The Israelites, and those of today that are called by His name, are the same people. And the exact same situation is going on today, as it was during these earlier times; therefore these scriptures were written for us, the history may be interesting, but the impact of this should be heeded in our time also. In the birthing of Christ’s Church, the early days of the apostles, a revelation of His Holiness, and the justification of us saints, and the faith to live by, was soon outwardly polluted as carnal man began to organized the True Church into an institution that is now called ‘church’. This process, what God called His people into. the religious aspect, didn’t take all that long before it was soon unrecognizable as the Rock that the foundation was built upon; thus evolving into the ‘thing’ that we now call ‘church’. This downward spiraling process is not Abram’s nephew Lot, after living in Canaan, chose to go to the plains of Jordan, and pitched his tent near Sodom, while Abram stayed in the land of promise. After many years of mingling among the inhabitants and growing accustom to the life style of the folks of Sodom, three men of the Lord came to him and ask Lot to move his family to the mountains, but Lot wanted to go no farther than a little city near the plains. His whole family was told to escape the pending disaster, and while running for their lives, not to look back. During his escape, the two cities of Gomorrah and Sodom were destroyed. After being told to face toward the mountains, and to escape with your life, they were not to look back in the direction of their past life. And, of course, we know the rest of the story.

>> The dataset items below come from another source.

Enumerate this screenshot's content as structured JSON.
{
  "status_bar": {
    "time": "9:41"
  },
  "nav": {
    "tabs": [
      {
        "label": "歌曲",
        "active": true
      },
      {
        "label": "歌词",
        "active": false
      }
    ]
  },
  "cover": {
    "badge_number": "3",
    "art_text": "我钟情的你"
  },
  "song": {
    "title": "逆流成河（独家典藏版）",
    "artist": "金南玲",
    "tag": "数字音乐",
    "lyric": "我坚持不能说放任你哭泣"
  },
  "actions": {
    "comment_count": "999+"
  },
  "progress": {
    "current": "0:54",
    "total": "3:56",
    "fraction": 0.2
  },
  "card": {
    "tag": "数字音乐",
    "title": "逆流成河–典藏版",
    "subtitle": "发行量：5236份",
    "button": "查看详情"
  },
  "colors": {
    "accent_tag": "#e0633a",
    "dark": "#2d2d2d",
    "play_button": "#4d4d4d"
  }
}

Both of the stories mentioned above, have several layers of an allegoric parable value, and depending on where one is at in their walk, will be able to identify with one of them. But for now, I just wanted to show that when God wants His people to move to a higher level of living, the mountains, it is man’s carnal nature to want to go no farther than a little city, and looking back to the place from which we came from, has consequences. To know and understand what the Israelites, and Lot and his family did, may be interesting, and have some historical value; but to see no more than this, leaves us with very little growth.
Jesus told us that when placing our hands to the plow that we are not to look back. The idea is exactly the same, once God begins to move in our life, it’s then time to look toward the Land of Promise, the Mountains, or the untilled ground, having faith that God is able to sustain us in every step; and to not allow our minds to anchor us to the place we’ve been stifled, for then our forward growth has no other alternative, but to stop. Moving forward, and by God’s direction, is the new birth of our growth.
I said all that to say this. God is not calling His people away from His Way, Truth, and Life; of course not, but He is calling His people to come out of her. It is our time, in the plan of this earth, to ready ourselves for the movement of God’s Spirit. As I am convinced that, at least to some, babylon is falling, and the great harlot is being revealed; “watch ye therefore and be prepared for you know not what hour the thief may enter.”